On November 2nd 1988, the history of the internet and information security changed. The Morris Worm, released at 6pm EST that night, brought the internet to an effective standstill causing the greatest damage ever seen by malware to that date. Thousands of computers were affected and systems brought to a halt as the Morris Worm exploited their vulnerabilities. Normal activity was disrupted and connectivity impeded for many days, as the first multi-platform malware spread across the internet.
Making an impact
No other case in malware history has quite reached the same magnitude as the Morris Worm. It infected 6,000 of 60,000 computers connected to the internet, of which many remained infected for almost 72 hours. Unusual files were left in the directories of some machines and systems began to slow down as they became more and more loaded with running processes, as noted by Professor Eugene H. Spafford from Purdue University in a paper at the time.
Some machines even shut down as they became repeatedly infected thanks to the worm’s design, which sees it replicating itself over a computer network and performing malicious actions such as using up a machine’s resources.
Worryingly, it was America’s leading universities and government institutions that were ARPANET connected at this time. This meant that computers belonging to the NSA, MIT and Pentagon were affected, among others.
Exploitation of flaws
While the worm’s design may have appeared sophisticated to the outside world, the shock of its spread was more to do with the fact that it was unexpected. The worm itself was actually full of flaws – its success was much to do with luck as it was programming skill.
The Morris Worm infected systems through exploitation of two major flaws in TCP and SMTP connections. These flaws made it incredibly easy for an attacker to pass commands to the host system. And while the flaws of UNIX systems were well known to many, the scope of the attack still came as a huge surprise – even to the worm’s writer, Robert Tappan Morris, Jr.
Morris: Curious or criminal?
Morris, a 23-year-old student at Cornell University, was just as shocked at the program’s spread as his peers. His program, written, he has stated, without malicious intent – to gauge the size of the internet he has explained – caused mayhem due to errors of his own. The crucial errors saw Morris unleash something he could not control – malware that caused an estimated $100,000 and $10,000,000 of economic damage, according to a Harvard spokesman.

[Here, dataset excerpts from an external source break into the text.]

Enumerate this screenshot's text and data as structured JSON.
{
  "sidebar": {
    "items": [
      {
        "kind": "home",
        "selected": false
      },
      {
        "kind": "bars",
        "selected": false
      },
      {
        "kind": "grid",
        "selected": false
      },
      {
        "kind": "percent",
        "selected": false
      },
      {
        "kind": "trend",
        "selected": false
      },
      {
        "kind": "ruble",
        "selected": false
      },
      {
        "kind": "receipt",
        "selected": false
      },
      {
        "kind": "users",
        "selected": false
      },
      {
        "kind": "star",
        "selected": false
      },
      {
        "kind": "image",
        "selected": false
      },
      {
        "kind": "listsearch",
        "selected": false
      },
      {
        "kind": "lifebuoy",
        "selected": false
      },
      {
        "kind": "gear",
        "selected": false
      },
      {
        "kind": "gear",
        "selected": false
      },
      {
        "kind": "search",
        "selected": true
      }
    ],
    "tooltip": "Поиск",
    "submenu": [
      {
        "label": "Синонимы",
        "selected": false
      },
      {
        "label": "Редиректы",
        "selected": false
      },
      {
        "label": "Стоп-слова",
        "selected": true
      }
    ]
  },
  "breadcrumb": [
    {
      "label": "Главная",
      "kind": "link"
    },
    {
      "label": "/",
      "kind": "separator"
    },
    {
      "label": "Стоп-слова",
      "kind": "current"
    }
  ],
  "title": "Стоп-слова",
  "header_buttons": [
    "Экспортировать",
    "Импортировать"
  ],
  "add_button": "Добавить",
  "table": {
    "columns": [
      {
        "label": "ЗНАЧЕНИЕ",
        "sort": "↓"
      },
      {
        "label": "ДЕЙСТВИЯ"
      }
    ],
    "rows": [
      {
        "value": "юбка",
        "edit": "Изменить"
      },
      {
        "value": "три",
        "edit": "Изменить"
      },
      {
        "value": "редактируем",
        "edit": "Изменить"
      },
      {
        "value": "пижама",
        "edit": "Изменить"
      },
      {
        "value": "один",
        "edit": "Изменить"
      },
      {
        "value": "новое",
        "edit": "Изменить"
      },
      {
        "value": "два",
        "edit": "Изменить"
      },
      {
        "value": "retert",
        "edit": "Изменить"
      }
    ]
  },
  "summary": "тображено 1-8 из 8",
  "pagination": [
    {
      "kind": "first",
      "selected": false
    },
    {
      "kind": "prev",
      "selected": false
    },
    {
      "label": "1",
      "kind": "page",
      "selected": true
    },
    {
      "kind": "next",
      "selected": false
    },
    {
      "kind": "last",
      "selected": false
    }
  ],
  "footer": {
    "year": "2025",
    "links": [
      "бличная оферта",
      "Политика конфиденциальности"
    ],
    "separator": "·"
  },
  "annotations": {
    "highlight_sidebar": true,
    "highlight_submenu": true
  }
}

Some sources, however, question Morris’ innocence. With Morris’ father, ironically, the chief scientist for a computer security arm of the NSA, it may be argued that Morris was simply trying to get away from his father’s image and create one of his own. Especially since his creation went after password files – his father having created the computer password.

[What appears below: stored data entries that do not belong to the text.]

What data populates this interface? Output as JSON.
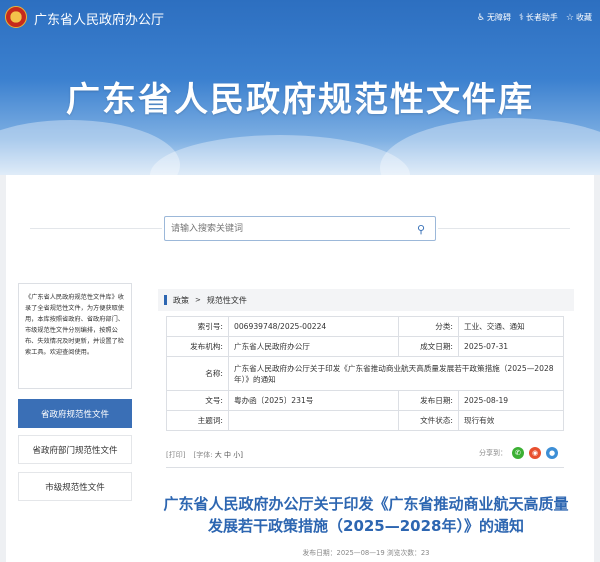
{
  "header": {
    "site_title": "广东省人民政府办公厅",
    "tools": [
      {
        "icon": "accessibility-icon",
        "label": "无障碍"
      },
      {
        "icon": "elder-helper-icon",
        "label": "长者助手"
      },
      {
        "icon": "star-icon",
        "label": "收藏"
      }
    ],
    "banner_title": "广东省人民政府规范性文件库"
  },
  "search": {
    "placeholder": "请输入搜索关键词"
  },
  "sidebar": {
    "intro": "《广东省人民政府规范性文件库》收录了全省规范性文件，为方便获取使用，本库按照省政府、省政府部门、市级规范性文件分别编排，按照公布、失效情况及时更新，并设置了检索工具。欢迎查阅使用。",
    "items": [
      {
        "label": "省政府规范性文件",
        "active": true
      },
      {
        "label": "省政府部门规范性文件",
        "active": false
      },
      {
        "label": "市级规范性文件",
        "active": false
      }
    ]
  },
  "breadcrumb": {
    "items": [
      "政策",
      "规范性文件"
    ]
  },
  "meta": {
    "index_label": "索引号:",
    "index_value": "006939748/2025-00224",
    "category_label": "分类:",
    "category_value": "工业、交通、通知",
    "issuer_label": "发布机构:",
    "issuer_value": "广东省人民政府办公厅",
    "created_label": "成文日期:",
    "created_value": "2025-07-31",
    "name_label": "名称:",
    "name_value": "广东省人民政府办公厅关于印发《广东省推动商业航天高质量发展若干政策措施（2025—2028年）》的通知",
    "docno_label": "文号:",
    "docno_value": "粤办函〔2025〕231号",
    "pubdate_label": "发布日期:",
    "pubdate_value": "2025-08-19",
    "subject_label": "主题词:",
    "subject_value": "",
    "status_label": "文件状态:",
    "status_value": "现行有效"
  },
  "doc_tools": {
    "print": "[打印]",
    "font_label": "[字体:",
    "font_large": "大",
    "font_medium": "中",
    "font_small": "小]",
    "share_label": "分享到："
  },
  "document": {
    "title": "广东省人民政府办公厅关于印发《广东省推动商业航天高质量发展若干政策措施（2025—2028年）》的通知",
    "pubinfo": "发布日期：2025—08—19  浏览次数：23"
  },
  "colors": {
    "accent": "#2d66b1",
    "active_nav": "#3a6fb6",
    "wechat": "#3cb034",
    "weibo": "#e8502f",
    "other_share": "#3d8fd6"
  }
}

ESET’s senior research fellow David Harley has also pointed out to the fact that the worm had questionable characteristics, such “as a somewhat buggy replication process that could have a serious impact on the host system”.

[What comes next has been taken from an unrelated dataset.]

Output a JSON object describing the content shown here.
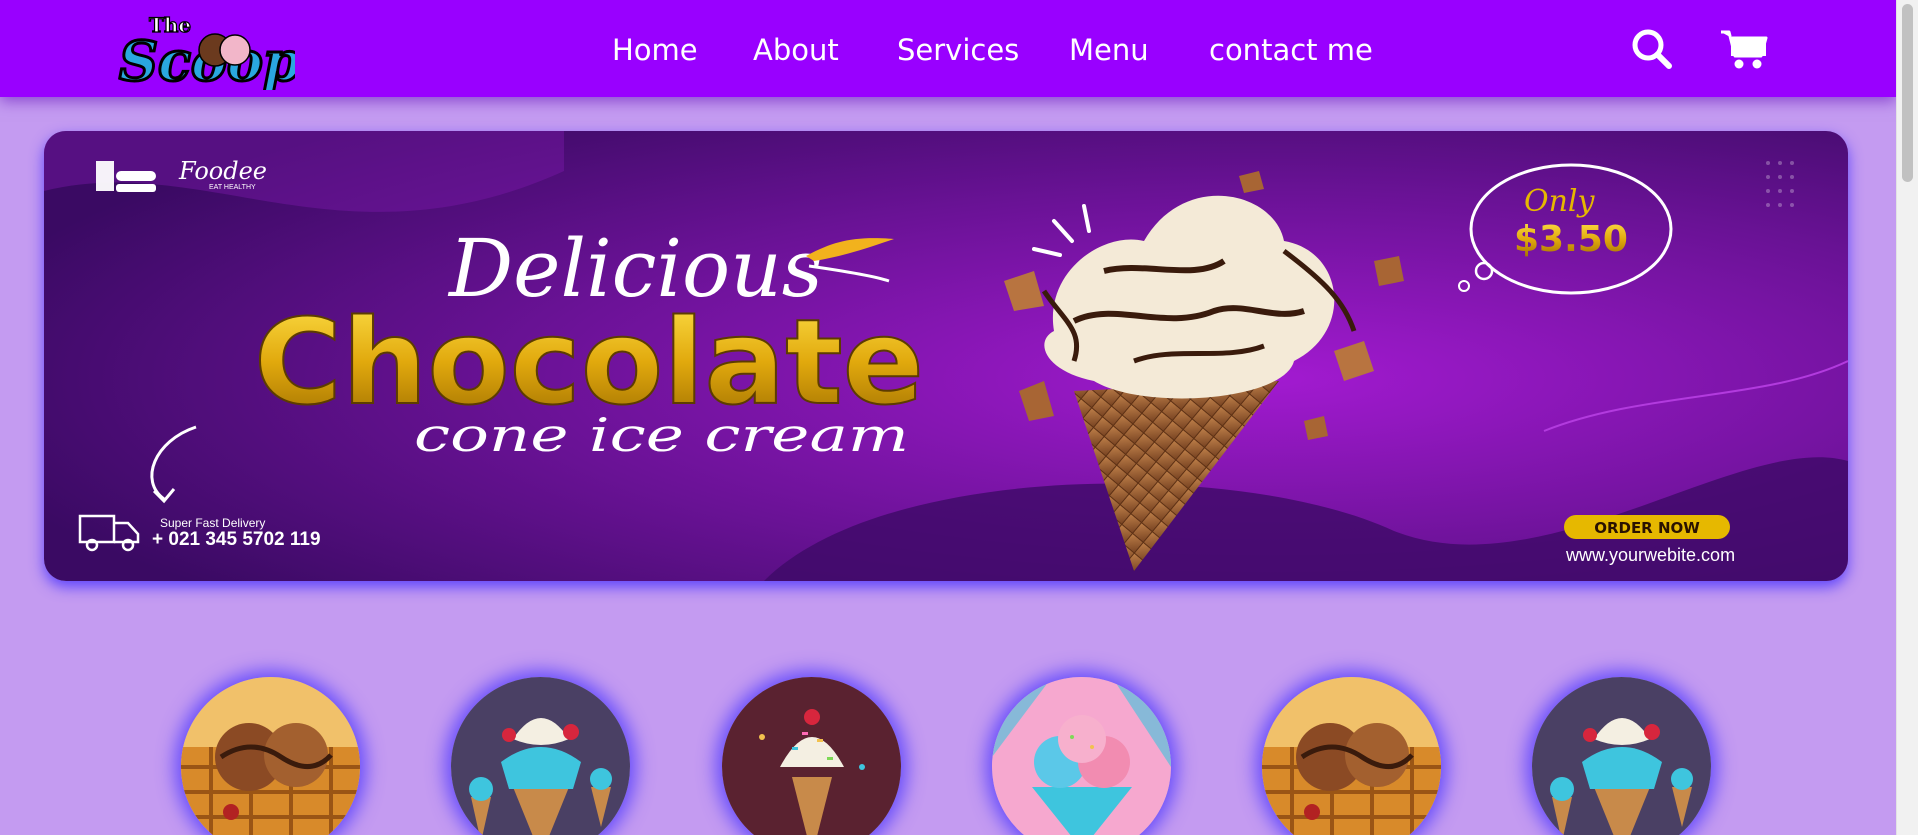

Whatever Morris’ intent, he became the first malware writer ever to be convicted (he was found guilty of violating the 1986 Computer Fraud and Abuse Act – also the first conviction of its kind).
Quick-thinking, panicked experts from the University of California at Berkeley and at Massachusetts Institute of Technology went on tackle the spread of the worm, analyzing the program and how to stop it. The morning after, within 12 hours of the discovery, the Computer Systems Research Group at Berkeley had developed a set of steps to halt the worm’s spread. Later that evening, another method of stopping the infection was discovered at Purdue University and widely published.
On November 8th, once order was restored, the National Computer Security Center held a workshop to discuss the impact of Morris’ program. It was decided that those present would not share copies of the reverse engineered code in fear of the outcome. However, this only served as a delaying tactic.
The Morris Worm’s lasting impact
By December 8th there were at least 11 versions of the decompiled code – proving that skills and tools to create malware were already widespread. Of course, this was just the beginning of malware’s creation for malicious intent. Since this date, there’s been a surge of potent malware infections inspired by Morris’ decompiled code – from the Code Red worm to the famous Conficker worm, which have infected millions of computers to date.
Despite the increase in malware attacks, there are, however, a few positives to come out of Morris’ creation. It helped make complacency a thing of the past – pushing forward computer security and forcing software vendors to take flaws in their products seriously. The creation of the Computer Emergency Response Team (CERT) was another first to come as a consequence of this incident.
While The Morris Worm has taught us to be more aware of potential threats online, there is still the risk of history repeating itself. And with millions more computers connected to the internet today, and with many businesses relying on the internet for everyday processes and generating revenue, the damage wouldn’t just come as a shock – it could result in a global disaster.